Utila

DMT: Dimethyltriptamine, a psychedelic.

“subjective effects can range from short-lived milder psychedelic states to powerful immersive experiences; these are often described as a total loss of connection to conventional reality with the encounter of ineffable spiritual/alien realms.” – wikipedia

DMT: Divemaster in Training.

People who accompany you in an immersive experience of encounters with strange creatures in an alien realm. – me

DSCF4793

Underwater, perception changes. Everything is 33% bigger, sound is different and faster, gravity can be countered allowing you to fly, and everything tastes of salt. The trees are pink, and the birds are very strange.

I’m on the boat at the end of my holiday trip to Utila. I feel a bit sad, but I don’t think I’ll miss the place. I didn’t think I could stand the dorm room for more than a couple of days, but then I realised I stayed for twelve.

I learned to scuba dive here. It’s not something I had ever thought about before, but since the Yucatan, people were talking about it. You can dive in the Cenotes there - gateways to the Mayan underworld, and there is also the Mesoamerican reef that runs all down the cost from Mexico to Honduras. I learnt that Utila is the cheapest place in the world to take diving courses, so I thought I might as well try it.

I did some snorkelling first, off Caye Caulker, Belize. This was a good introduction, because once you get used to a mask and breathing through a tube, it doesn’t really make much difference to how it feels on your face whether the tube is connected to the atmosphere or a tank. The reef was more alive with fish and animals here than in Utila, too.

I took the PADI Open Water course, the entry level qualification that lets you dive with a buddy. (Solo diving is highly discouraged by most people, and should only be done with redundant equipment and extra training.) I decided to do the Advanced course too, after some thought, because I wanted to do some diving after the training, and the course didn’t cost too much more than just paying for some dives. It allows diving in more places too, and deeper.

I particularly liked a wall dive we did. It is a unique feeling to be able to dive off a cliff and not fall. Swimming along the top of the coral, then turning 90 degrees down, still swimming. The world rotates and you are free of up and down.

We also visited a wreck, and did a night dive. The scene of everyone descending into a circle on the bottom with beams of light from torches resembled something from a sci fi film; maybe a space ship landing, or a team going to recover a crashed ship.

I also found that there are some good people in Honduras, who don’t just try to steal from you, like the taxi drivers and the person who tried to take my camera out its bag in La Ceiba. There are still the people coming into what was my home for a while to try and sell me weed or failing that crack, and people stealing from the kitchen, but there is the occasional pretty engineering nerd and nyancat fan around too.

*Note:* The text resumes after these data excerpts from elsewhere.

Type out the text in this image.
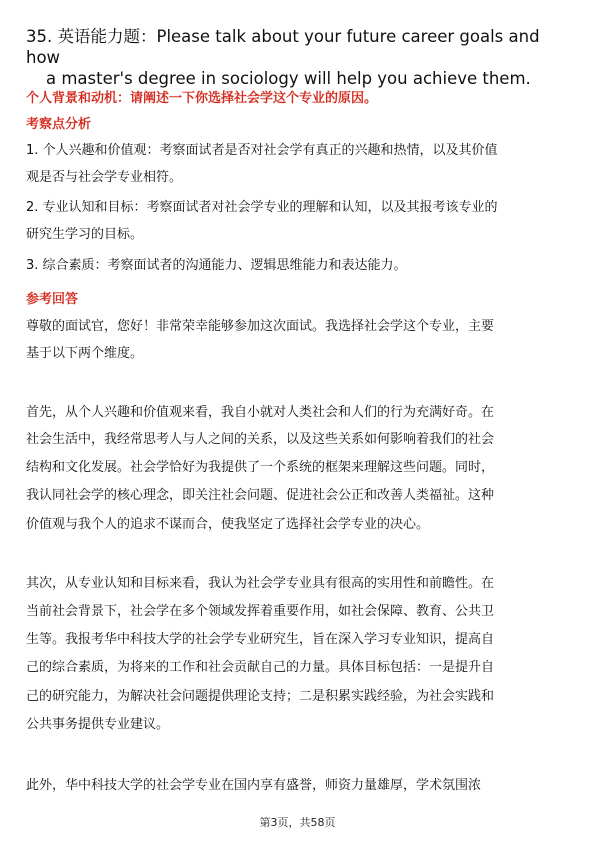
35. 英语能力题：Please talk about your future career goals and how
a master's degree in sociology will help you achieve them.
个人背景和动机：请阐述一下你选择社会学这个专业的原因。
考察点分析
1. 个人兴趣和价值观：考察面试者是否对社会学有真正的兴趣和热情，以及其价值
观是否与社会学专业相符。
2. 专业认知和目标：考察面试者对社会学专业的理解和认知，以及其报考该专业的
研究生学习的目标。
3. 综合素质：考察面试者的沟通能力、逻辑思维能力和表达能力。
参考回答
尊敬的面试官，您好！非常荣幸能够参加这次面试。我选择社会学这个专业，主要
基于以下两个维度。
首先，从个人兴趣和价值观来看，我自小就对人类社会和人们的行为充满好奇。在
社会生活中，我经常思考人与人之间的关系，以及这些关系如何影响着我们的社会
结构和文化发展。社会学恰好为我提供了一个系统的框架来理解这些问题。同时，
我认同社会学的核心理念，即关注社会问题、促进社会公正和改善人类福祉。这种
价值观与我个人的追求不谋而合，使我坚定了选择社会学专业的决心。
其次，从专业认知和目标来看，我认为社会学专业具有很高的实用性和前瞻性。在
当前社会背景下，社会学在多个领域发挥着重要作用，如社会保障、教育、公共卫
生等。我报考华中科技大学的社会学专业研究生，旨在深入学习专业知识，提高自
己的综合素质，为将来的工作和社会贡献自己的力量。具体目标包括：一是提升自
己的研究能力，为解决社会问题提供理论支持；二是积累实践经验，为社会实践和
公共事务提供专业建议。
此外，华中科技大学的社会学专业在国内享有盛誉，师资力量雄厚，学术氛围浓
第3页，共58页
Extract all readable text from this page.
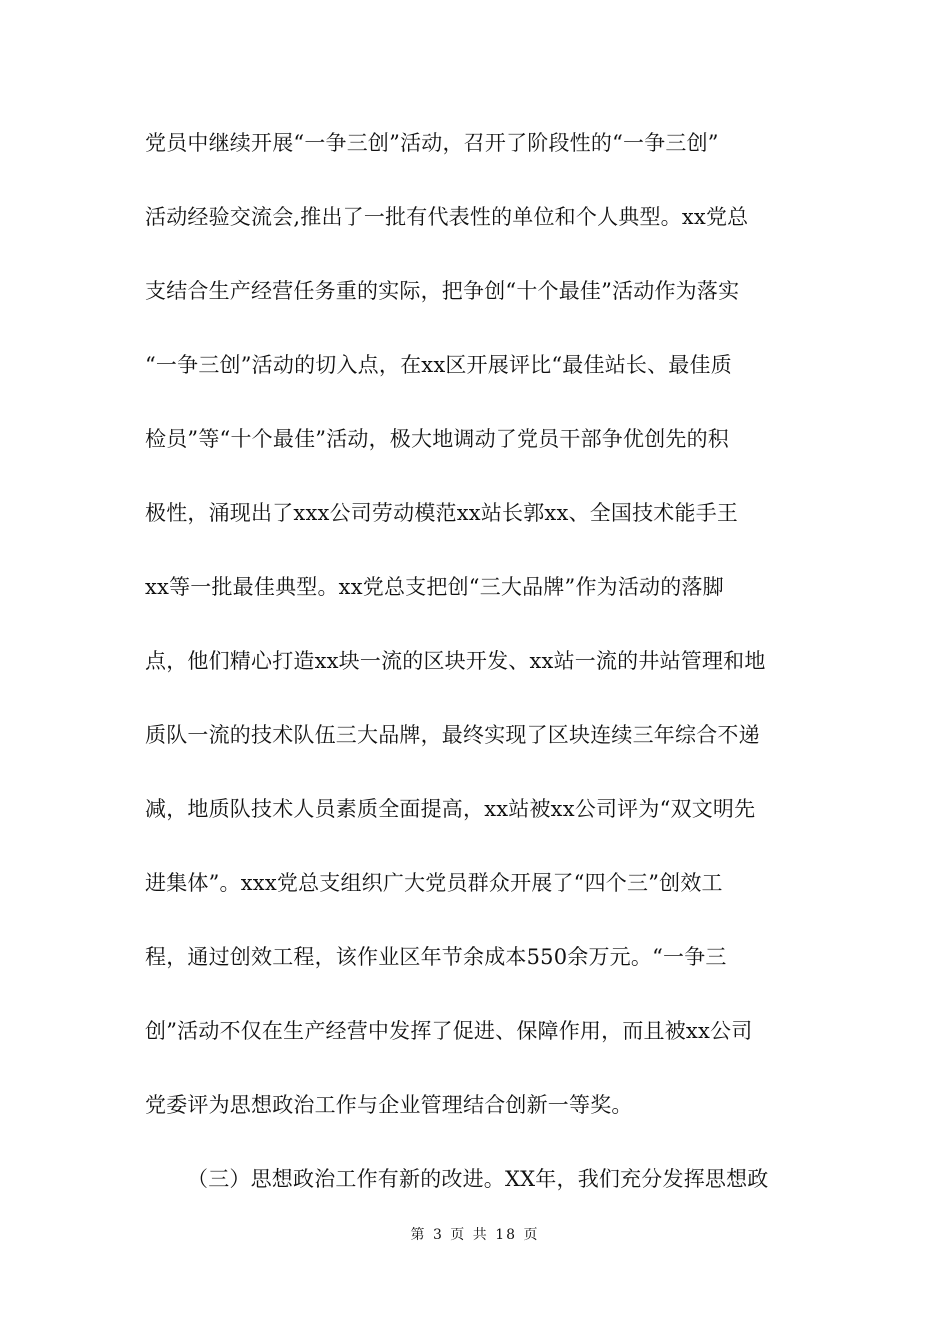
党员中继续开展“一争三创”活动，召开了阶段性的“一争三创”
活动经验交流会,推出了一批有代表性的单位和个人典型。xx党总
支结合生产经营任务重的实际，把争创“十个最佳”活动作为落实
“一争三创”活动的切入点，在xx区开展评比“最佳站长、最佳质
检员”等“十个最佳”活动，极大地调动了党员干部争优创先的积
极性，涌现出了xxx公司劳动模范xx站长郭xx、全国技术能手王
xx等一批最佳典型。xx党总支把创“三大品牌”作为活动的落脚
点，他们精心打造xx块一流的区块开发、xx站一流的井站管理和地
质队一流的技术队伍三大品牌，最终实现了区块连续三年综合不递
减，地质队技术人员素质全面提高，xx站被xx公司评为“双文明先
进集体”。xxx党总支组织广大党员群众开展了“四个三”创效工
程，通过创效工程，该作业区年节余成本550余万元。“一争三
创”活动不仅在生产经营中发挥了促进、保障作用，而且被xx公司
党委评为思想政治工作与企业管理结合创新一等奖。
（三）思想政治工作有新的改进。XX年，我们充分发挥思想政
第 3 页 共 18 页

Actually I think diving is a bit of a geeky hobby. I met a couple of engineers, a physics teacher, a biologist / bird watcher, and a web designer. It’s not really a sport, being much like a casual stroll would be on land. It probably appeals to geeks because of the equipment and the required knowledge of physics, chemistry and biology. Looking at fish is the underwater equivalent of bird watching, too.

I’m on my way back to the mainland now anyway. I think I’ll make a brief foray into the jungle, then rejoin my bike and return to the cycling life. I forgot about cycling after a day or two here - it was a distant memory of a past life, but it is resurfacing now. I’m not sure I want to be working away in the sun and dust again, rather than floating weightless in the sea, but it seems to be what I’m doing.